Озермес посмотрел на ясное небо, усеянное ласково подмигивающими ему звездами, на голубую папаху, венчающую шлем Богатырь горы, на деревья, одетые в праздничные белые одежды, и глубоко, с облегчением вздохнул. Только теперь он ощутил, с каким напряжением и надеждой, может быть, с не меньшими, чем Чебахан, он ждал этой ночи, когда в их сакле народится новая жизнь, которой предназначено продлить жизнь и Чебахан, и его, и их родителей, и тех далеких предков, чьи останки покоятся в степных курганах. И если после восхождения на Ошхамахо и встречи с Духом гор Озермес, думая о состарившемся Тха, ощущал к нему почтительное сострадание, то теперь, став отцом, он на миг почувствовал нечто вроде превосходства над ним. Устыдившись своих мыслей, Озермес пожелал добра Мухарбеку и пошел к сакле.

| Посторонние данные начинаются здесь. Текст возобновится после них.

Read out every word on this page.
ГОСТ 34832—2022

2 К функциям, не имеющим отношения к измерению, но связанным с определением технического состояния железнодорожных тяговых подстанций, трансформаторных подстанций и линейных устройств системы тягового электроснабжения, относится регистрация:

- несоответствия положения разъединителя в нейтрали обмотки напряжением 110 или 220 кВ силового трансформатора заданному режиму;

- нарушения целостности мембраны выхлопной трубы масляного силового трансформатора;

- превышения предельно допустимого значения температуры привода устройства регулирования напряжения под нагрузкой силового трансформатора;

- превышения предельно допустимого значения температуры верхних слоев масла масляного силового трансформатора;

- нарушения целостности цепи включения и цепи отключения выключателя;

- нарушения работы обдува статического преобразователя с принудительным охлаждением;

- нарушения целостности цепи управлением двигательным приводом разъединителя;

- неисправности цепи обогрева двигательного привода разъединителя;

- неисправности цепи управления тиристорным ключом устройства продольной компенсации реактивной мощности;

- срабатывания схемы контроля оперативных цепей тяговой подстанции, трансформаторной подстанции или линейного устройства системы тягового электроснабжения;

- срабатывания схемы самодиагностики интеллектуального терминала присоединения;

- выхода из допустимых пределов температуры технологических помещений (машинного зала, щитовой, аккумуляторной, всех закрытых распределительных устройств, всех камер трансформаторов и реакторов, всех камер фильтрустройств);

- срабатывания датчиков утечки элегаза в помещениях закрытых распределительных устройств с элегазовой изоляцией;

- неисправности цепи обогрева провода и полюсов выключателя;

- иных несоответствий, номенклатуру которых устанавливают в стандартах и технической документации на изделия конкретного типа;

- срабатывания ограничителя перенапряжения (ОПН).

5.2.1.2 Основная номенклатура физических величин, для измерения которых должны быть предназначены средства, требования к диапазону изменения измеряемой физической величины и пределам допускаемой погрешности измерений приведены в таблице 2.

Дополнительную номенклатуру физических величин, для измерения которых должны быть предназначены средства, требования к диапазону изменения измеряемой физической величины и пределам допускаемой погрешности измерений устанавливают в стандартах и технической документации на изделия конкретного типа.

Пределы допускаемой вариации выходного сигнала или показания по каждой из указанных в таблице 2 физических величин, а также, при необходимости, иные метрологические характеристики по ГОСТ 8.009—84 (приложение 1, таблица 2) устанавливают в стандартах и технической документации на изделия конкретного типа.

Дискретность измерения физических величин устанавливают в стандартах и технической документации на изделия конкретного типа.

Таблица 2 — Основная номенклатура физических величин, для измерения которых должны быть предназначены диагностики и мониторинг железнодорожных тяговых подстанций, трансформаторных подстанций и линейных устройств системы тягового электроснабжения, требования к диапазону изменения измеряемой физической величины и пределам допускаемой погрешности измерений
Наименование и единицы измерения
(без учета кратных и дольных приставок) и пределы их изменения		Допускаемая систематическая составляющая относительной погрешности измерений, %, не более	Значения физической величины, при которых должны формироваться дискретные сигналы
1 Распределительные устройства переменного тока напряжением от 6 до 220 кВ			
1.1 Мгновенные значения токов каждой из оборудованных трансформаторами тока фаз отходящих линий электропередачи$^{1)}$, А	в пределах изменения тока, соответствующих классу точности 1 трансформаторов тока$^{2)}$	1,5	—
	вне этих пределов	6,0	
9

Время спустя Озермес устроил в честь рождения сыновей празднество. Мазитха пригнал под его стрелу козла, и они всей семьей вкусно поели. Потом Озермес играл на камыле, Самыр и Хабек вразнобой подвывали ему, а когда Чебахан и Озермес стали плясать, весело прыгали возле них. После этого Чебахан выкупала младенцев, накормила их и запела колыбельную, которую ей и Озермесу пели их матери.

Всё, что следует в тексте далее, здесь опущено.